Baptism of the Lord (2020)
Today we celebrate the feast of the Baptism of Our Lord. Baptism did not originate with Jesus. Indeed, we see John baptizing before Jesus; he in fact baptises Jesus. No, baptism began long before Jesus, but not as we know it. John the Baptist learned how to baptise from a group of holy men known as the Essenes. Some of you may have been to the Holy Land, and to the famous Qumram, where they found the Dead Sea Scrolls. In Qumram there is a pool of water, which the men went into once a year to cleanse themselves physically and spiritually. Well it was from this that we get the concept of baptism. They would walk down some steps, into the water, before walking out the other side. It was an annual cleansing event.
The gospel tells us that Jesus was baptised in the river Jordan. It tells us ‘as soon as Jesus was baptised he came up from the water’. Notice that: he was immersed in water. John the Baptist knew who he was and tried to dissuade him; “It is I who need baptism from you”. Jesus saw this event as the beginning of his public ministry; baptism for him wasn’t just symbolic, it was making a statement: that from now on he became a public figure. Till now his life was hidden. God the Father uses this occasion to commission Him: “This is my Son, the Beloved; my favour rests on him.”
Our baptisms are a beginning too. Most of us were baptized as babies; I certainly was. You were baptized as soon as possible after your birth. Baptism washed away our sins, above all what we call ‘original sin’. We begin our post-baptismal life as pure as pure can be. Of course, with the way we baptize today it is hard to see the symbolism of washing and cleansing. The font is small. You couldn’t get in it. You certainly couldn’t be immersed in it. And yet, the Greek catholics still manage to put the entire baby into the water. All we roman catholics do is pour a few drops of water over the babies head. This isn’t good enough. It is a poor symbol of what is happening. Our sins are being washed away by the waters of baptism. The more water, therefore, the better.
Like Jesus, baptism is for us too a beginning. It is the beginning of our life in God. It is therefore, after our birth, the most important event in our lives. We are cleansed of our sins. We are no longer the same. At the same time we are commissioned by God to imitate His Son; to go out and tell people about the Father: about his love, his mercy and justice. But the awareness of what has happened takes time. Usually a very long time; often a lifetime. A great change has taken place on the day of our baptism, but because we were babies we don’t see it. Nothing extraordinary happens; there is no voice from heaven, yet we are not the same; we are holy; we are sacred to the Lord.

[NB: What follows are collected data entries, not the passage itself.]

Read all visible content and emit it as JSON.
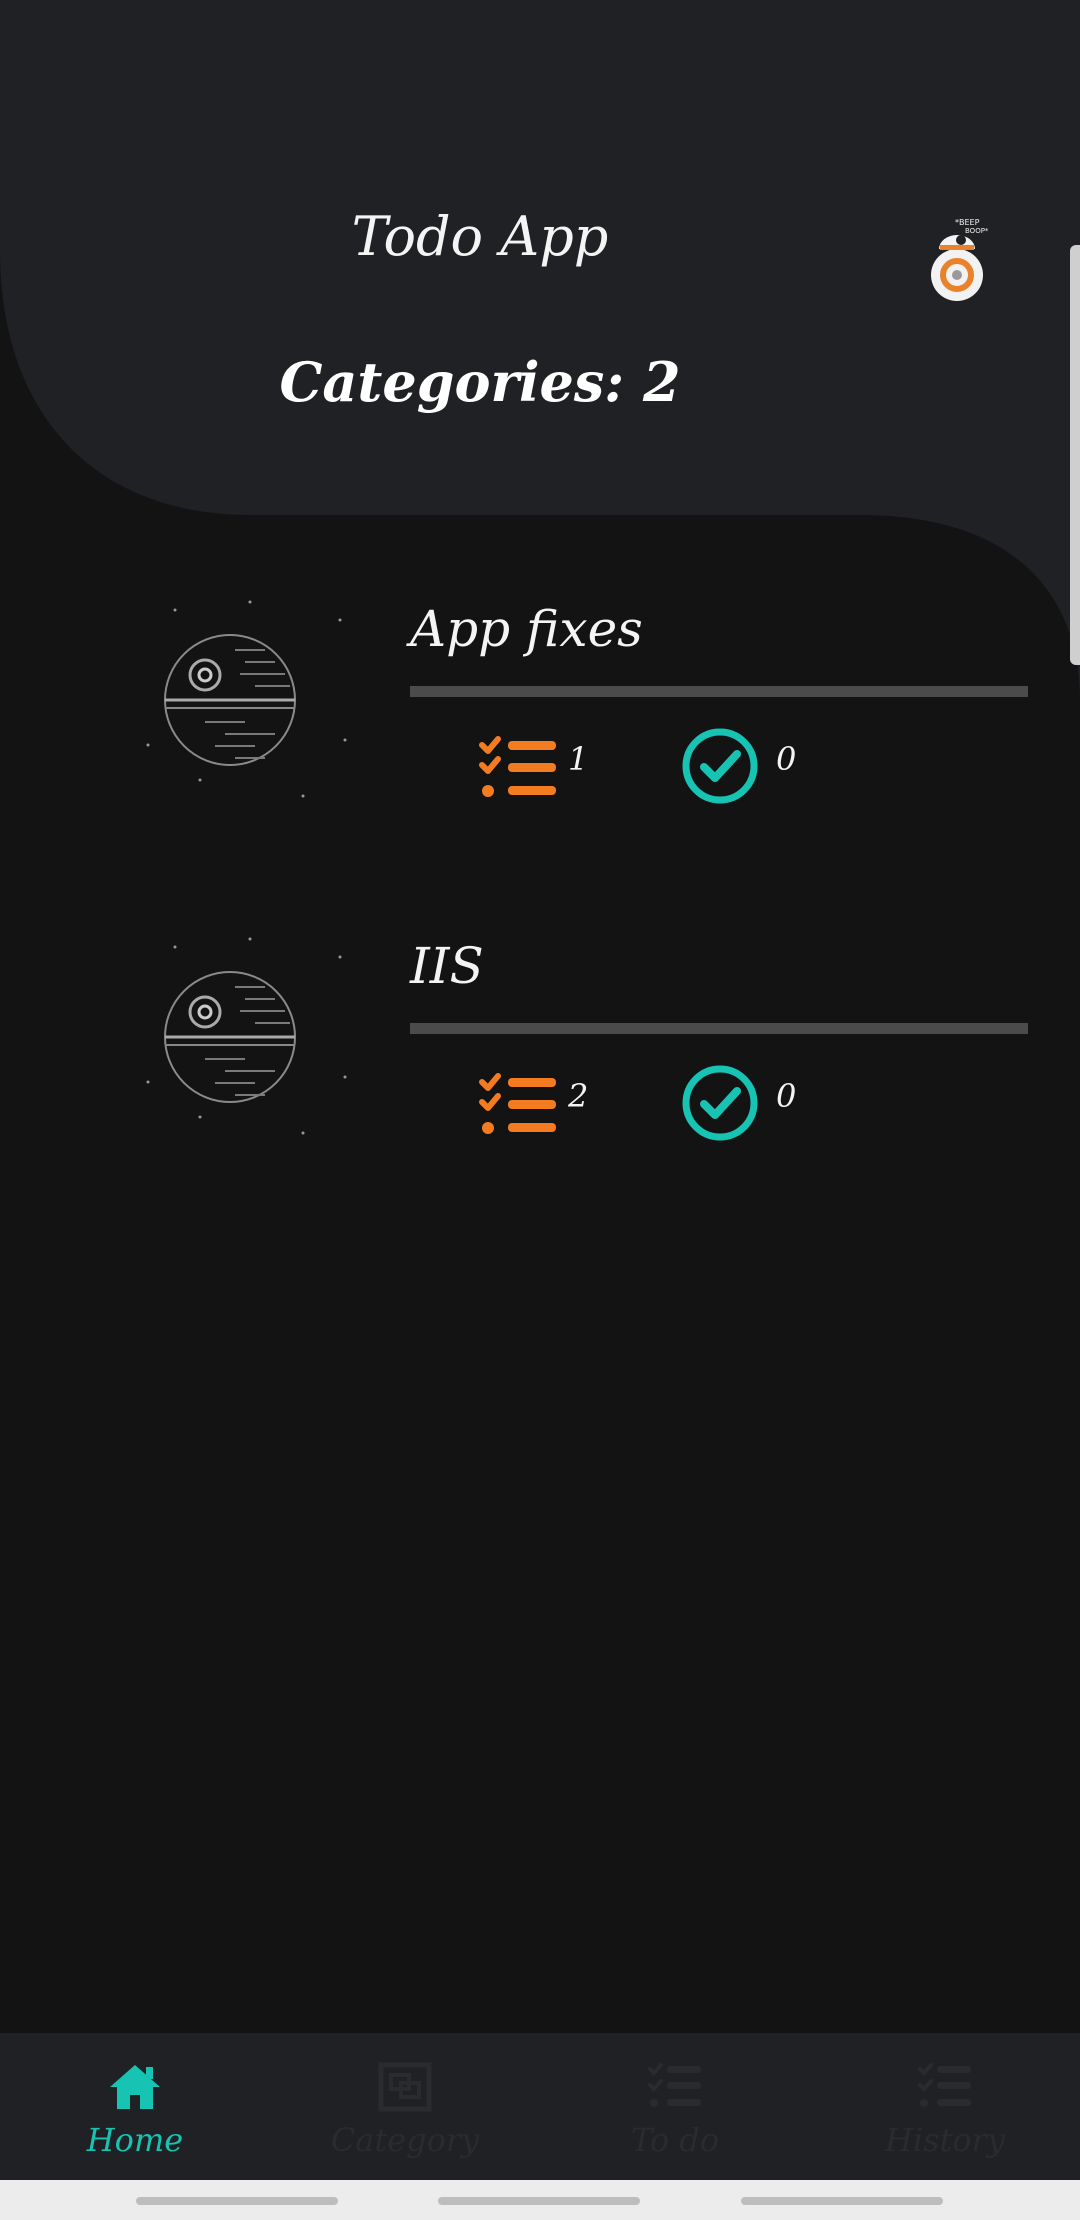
{
  "header": {
    "title": "Todo App",
    "categories_label": "Categories: 2",
    "avatar_icon": "bb8-droid-avatar"
  },
  "categories": [
    {
      "name": "App fixes",
      "todo_count": "1",
      "done_count": "0",
      "icon": "death-star-icon"
    },
    {
      "name": "IIS",
      "todo_count": "2",
      "done_count": "0",
      "icon": "death-star-icon"
    }
  ],
  "nav": {
    "items": [
      {
        "label": "Home",
        "icon": "home-icon",
        "active": true
      },
      {
        "label": "Category",
        "icon": "category-icon",
        "active": false
      },
      {
        "label": "To do",
        "icon": "checklist-icon",
        "active": false
      },
      {
        "label": "History",
        "icon": "checklist-icon",
        "active": false
      }
    ]
  },
  "colors": {
    "accent": "#17c3b2",
    "orange": "#f47c20",
    "background": "#131314",
    "header": "#202124"
  }
}
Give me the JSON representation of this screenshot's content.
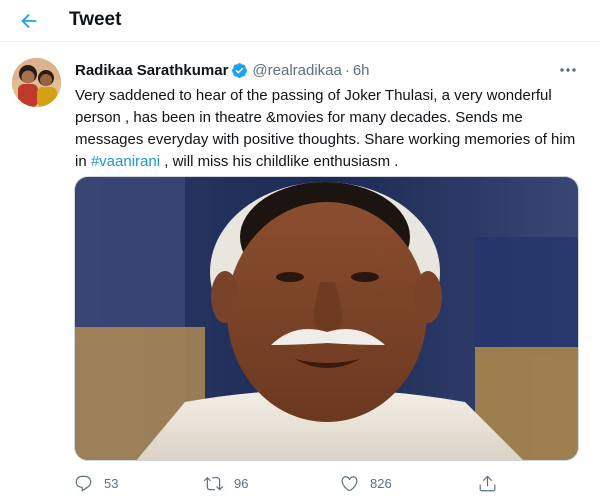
{
  "header": {
    "title": "Tweet",
    "back_icon": "back-arrow-icon"
  },
  "tweet": {
    "author": {
      "name": "Radikaa Sarathkumar",
      "handle": "@realradikaa",
      "verified": true,
      "separator": "·",
      "time": "6h"
    },
    "text_before": "Very saddened to hear of the passing of Joker Thulasi, a very wonderful person , has been in theatre &movies for many decades. Sends me messages everyday with positive thoughts. Share working memories of him in ",
    "hashtag": "#vaanirani",
    "text_after": " , will miss his childlike enthusiasm .",
    "actions": {
      "replies": "53",
      "retweets": "96",
      "likes": "826"
    }
  },
  "colors": {
    "accent": "#1da1f2",
    "hashtag": "#1b95e0",
    "secondary_text": "#5b7083",
    "divider": "#ebeef0"
  }
}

The good Christian will become ever more aware of the importance of his or her baptism. And once they do it makes such a difference. Our ordinary lives now take on an extraordinary dimension. Everything we do has a significance it never had before. We are now holy, sacred. Yes, we are sinners, we are far from perfect, but God looks on us and smiles. On the day of our baptism He has given us a role to fulfil which only we can. And our lives are that much fuller when we discover what that is. Which is essentially to tell others about the love and mercy of God.